Аккуратнее, Ваня. Мне не нужен результат. Точнее, лучший результат — отсутствие результата. В форме высокопоставленных решений и последствий.
— А ты ведь меня боишься, боярич.
Ну, здрасте! Такой примитив, проверка на «слабо». Это на него моя подростковая внешность подействовала или «обще-святорусская» вятшесть и гонористость? Меня, дядя, твоё мнение о моей храбрости не интересует в принципе. Мы с тобой в разные игры играем.
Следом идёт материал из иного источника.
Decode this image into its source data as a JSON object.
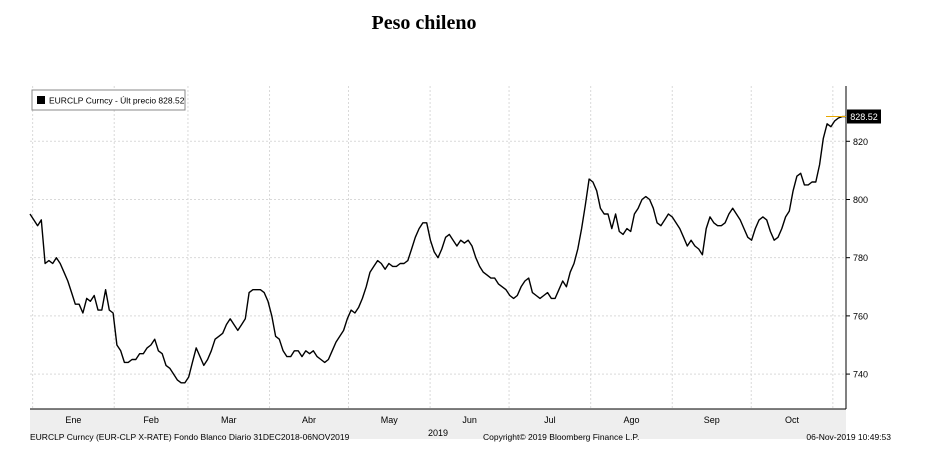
{
  "title": "Peso chileno",
  "legend": {
    "label": "EURCLP Curncy - Últ precio 828.52",
    "color": "#000000"
  },
  "last_value_label": "828.52",
  "footer": {
    "left": "EURCLP Curncy (EUR-CLP X-RATE) Fondo Blanco  Diario 31DEC2018-06NOV2019",
    "center": "Copyright© 2019 Bloomberg Finance L.P.",
    "right": "06-Nov-2019 10:49:53"
  },
  "colors": {
    "line": "#000000",
    "last_marker": "#e8a800",
    "grid": "#d9d9d9",
    "axis_band": "#eeeeee"
  },
  "chart_data": {
    "type": "line",
    "series": [
      {
        "name": "EURCLP Curncy - Últ precio 828.52",
        "x_start": "2018-12-31",
        "x_end": "2019-11-06",
        "values": [
          795,
          793,
          791,
          793,
          778,
          779,
          778,
          780,
          778,
          775,
          772,
          768,
          764,
          764,
          761,
          766,
          765,
          767,
          762,
          762,
          769,
          762,
          761,
          750,
          748,
          744,
          744,
          745,
          745,
          747,
          747,
          749,
          750,
          752,
          748,
          747,
          743,
          742,
          740,
          738,
          737,
          737,
          739,
          744,
          749,
          746,
          743,
          745,
          748,
          752,
          753,
          754,
          757,
          759,
          757,
          755,
          757,
          759,
          768,
          769,
          769,
          769,
          768,
          765,
          760,
          753,
          752,
          748,
          746,
          746,
          748,
          748,
          746,
          748,
          747,
          748,
          746,
          745,
          744,
          745,
          748,
          751,
          753,
          755,
          759,
          762,
          761,
          763,
          766,
          770,
          775,
          777,
          779,
          778,
          776,
          778,
          777,
          777,
          778,
          778,
          779,
          783,
          787,
          790,
          792,
          792,
          786,
          782,
          780,
          783,
          787,
          788,
          786,
          784,
          786,
          785,
          786,
          784,
          780,
          777,
          775,
          774,
          773,
          773,
          771,
          770,
          769,
          767,
          766,
          767,
          770,
          772,
          773,
          768,
          767,
          766,
          767,
          768,
          766,
          766,
          769,
          772,
          770,
          775,
          778,
          783,
          790,
          798,
          807,
          806,
          803,
          797,
          795,
          795,
          790,
          795,
          789,
          788,
          790,
          789,
          795,
          797,
          800,
          801,
          800,
          797,
          792,
          791,
          793,
          795,
          794,
          792,
          790,
          787,
          784,
          786,
          784,
          783,
          781,
          790,
          794,
          792,
          791,
          791,
          792,
          795,
          797,
          795,
          793,
          790,
          787,
          786,
          790,
          793,
          794,
          793,
          789,
          786,
          787,
          790,
          794,
          796,
          803,
          808,
          809,
          805,
          805,
          806,
          806,
          812,
          821,
          826,
          825,
          827,
          828,
          828.5,
          828.5
        ]
      }
    ],
    "x_tick_labels": [
      "Ene",
      "Feb",
      "Mar",
      "Abr",
      "May",
      "Jun",
      "Jul",
      "Ago",
      "Sep",
      "Oct"
    ],
    "x_tick_dates": [
      "2019-01-01",
      "2019-02-01",
      "2019-03-01",
      "2019-04-01",
      "2019-05-01",
      "2019-06-01",
      "2019-07-01",
      "2019-08-01",
      "2019-09-01",
      "2019-10-01",
      "2019-11-01"
    ],
    "x_year_label": "2019",
    "y_ticks": [
      740,
      760,
      780,
      800,
      820
    ],
    "ylim": [
      728,
      839
    ],
    "ylabel": "",
    "xlabel": "",
    "grid": true,
    "legend_position": "top-left",
    "y_axis_side": "right",
    "last_value": 828.52
  }
}
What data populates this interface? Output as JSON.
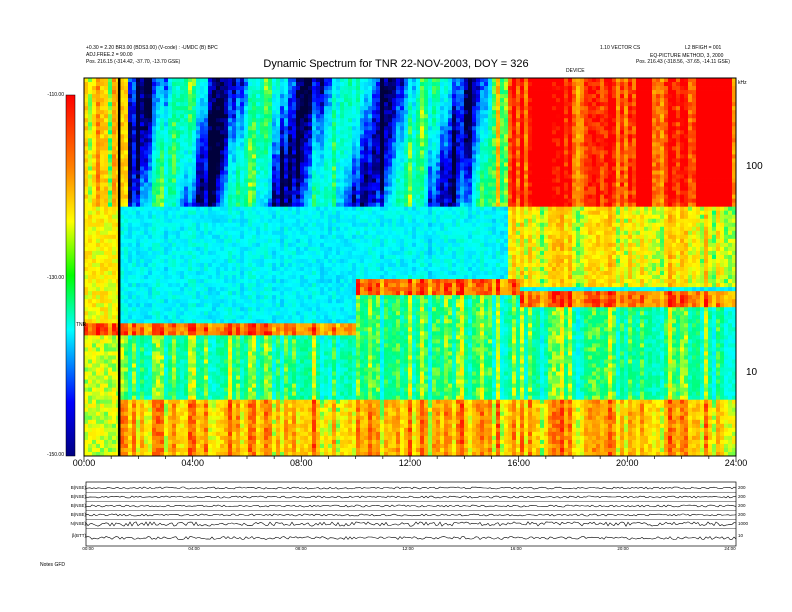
{
  "header": {
    "title": "Dynamic Spectrum for TNR 22-NOV-2003, DOY = 326",
    "top_left_line1": "+0.30 = 2.20 BR3.00 (BDS3.00) (V-code) : -UMDC (B) BPC",
    "top_left_line2": "ADJ.FREE.2 = 90.00",
    "top_left_line3": "Pos.   216.15 (-314.42, -37.70, -13.70 GSE)",
    "top_right_line1": "1.10 VECTOR CS",
    "top_right_line2": "L2 BFIGH = 001",
    "top_right_line3": "EQ-PICTURE METHOD, 3, 2000",
    "top_right_line4": "Pos.   216.43 (-318.56, -37.65, -14.11 GSE)",
    "center_small": "DEVICE"
  },
  "colorbar": {
    "ticks": [
      "-110.00",
      "-130.00",
      "-150.00"
    ],
    "unit_label": "TNR",
    "colors": [
      "#000080",
      "#0000ff",
      "#00ffff",
      "#00ff00",
      "#ffff00",
      "#ff0000"
    ]
  },
  "axes": {
    "x_ticks": [
      "00:00",
      "04:00",
      "08:00",
      "12:00",
      "16:00",
      "20:00",
      "24:00"
    ],
    "y_ticks_right": [
      "100",
      "10"
    ],
    "y_unit_right": "kHz"
  },
  "housekeeping": {
    "left_labels": [
      "B(NSE)",
      "B(NSE)",
      "B(NSE)",
      "B(NSE)",
      "N(NSE)",
      "β(BTT)"
    ],
    "right_labels": [
      "200",
      "200",
      "200",
      "200",
      "1000",
      "10"
    ],
    "x_ticks": [
      "00:00",
      "04:00",
      "08:00",
      "12:00",
      "16:00",
      "20:00",
      "24:00"
    ],
    "footer": "Notes   GFD"
  },
  "chart_data": {
    "type": "heatmap",
    "title": "Dynamic Spectrum for TNR 22-NOV-2003, DOY = 326",
    "xlabel": "",
    "ylabel": "",
    "x_range": [
      "00:00",
      "24:00"
    ],
    "y_range_khz": [
      4,
      250
    ],
    "y_scale": "log",
    "color_range": [
      -150,
      -110
    ],
    "features": [
      {
        "kind": "vertical-black-line",
        "time": "01:15"
      },
      {
        "kind": "band-edge",
        "frequency_khz": 80
      },
      {
        "kind": "cutoff-line",
        "from_time": "01:15",
        "to_time": "09:30",
        "frequency_khz": 17
      },
      {
        "kind": "cutoff-line",
        "from_time": "10:30",
        "to_time": "24:00",
        "frequency_khz": 23
      }
    ]
  }
}
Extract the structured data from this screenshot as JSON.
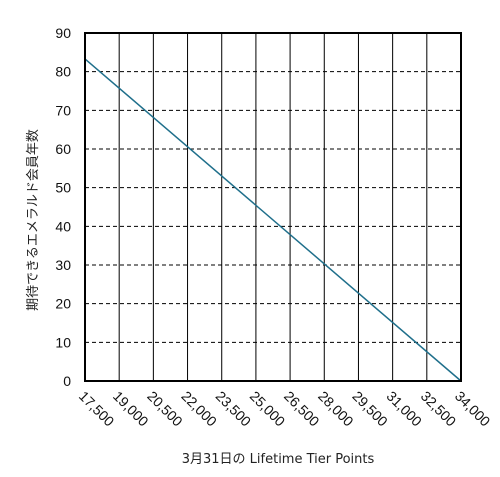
{
  "chart_data": {
    "type": "line",
    "title": "",
    "xlabel": "3月31日の Lifetime Tier Points",
    "ylabel": "期待できるエメラルド会員年数",
    "x_ticks": [
      "17,500",
      "19,000",
      "20,500",
      "22,000",
      "23,500",
      "25,000",
      "26,500",
      "28,000",
      "29,500",
      "31,000",
      "32,500",
      "34,000"
    ],
    "y_ticks": [
      "0",
      "10",
      "20",
      "30",
      "40",
      "50",
      "60",
      "70",
      "80",
      "90"
    ],
    "xlim": [
      17500,
      34000
    ],
    "ylim": [
      0,
      90
    ],
    "grid": {
      "vertical": "solid",
      "horizontal": "dashed"
    },
    "series": [
      {
        "color": "#1f6f8b",
        "x": [
          17500,
          34000
        ],
        "y": [
          83.3,
          0
        ]
      }
    ]
  }
}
«— Как ты не боишься прыгать с самолёта?!
— Так я ж парашютом!».
У меня «парашюта» нет, поэтому не надо «прыгать». Надо разойтись без… оргвыводов. Но… без «потери лица». Иначе он будет давить и копать дальше.
— Я всегда опасался дураков. Ты настолько глуп, игумен, что мне надо тебя бояться?
Оскорбление. Но с выходом. Возмутиться — принять «характеристику».
— Может, и надо. Я был нынче в часовенке, в склепе. Следов чертовщины там нет. Была злоба, страх, похоть… Сатанинским духом там и не пахло. Что ты там делал, боярич?
Чёрт, не ожидал, что он просто проигнорирует «дурака». Похоже, что и мои оценки его способностей ему… фиолетовы. А вот уровень эмпатии… Уловить следы эмоций спустя трое-четверо суток… Основные человеческие чувства почти всегда легко воспринимаются окружающими при прямом контакте. А вот их следы на неживой материи… Талант. Талант натасканный.
— Если в часовне и склепе чисто — похвали Никодима. Он проводил очистительную службу.
Морщится. Хорошо знает возможности племянника и понимает, что ничего серьёзного тот сделать не мог.
— Коли там ничего не было по твоей части, то почему ты задаёшь об этом вопросы? Тебе так нечем заняться, изгонятель бесов?
Опять хамлю. Но если он настолько умён, что готов принять «дурака» в свой адрес, то зачем задаёт дурацкие вопросы?
— Похоже, что есть чем. Тобой.
Глава 230
Итить меня ять! Инквизиции мне не надо. Во всех вариантах. Упёртые, хитроумные, отмороженные кретины.
Уровень! Какой стартовый уровень его подозрений? Что Никодимка дядюшке стукнул — да иначе и быть не могло! Но антураж, контекст? Я же никаких ритуалов кроме Псалтыря… Я же «затебее»!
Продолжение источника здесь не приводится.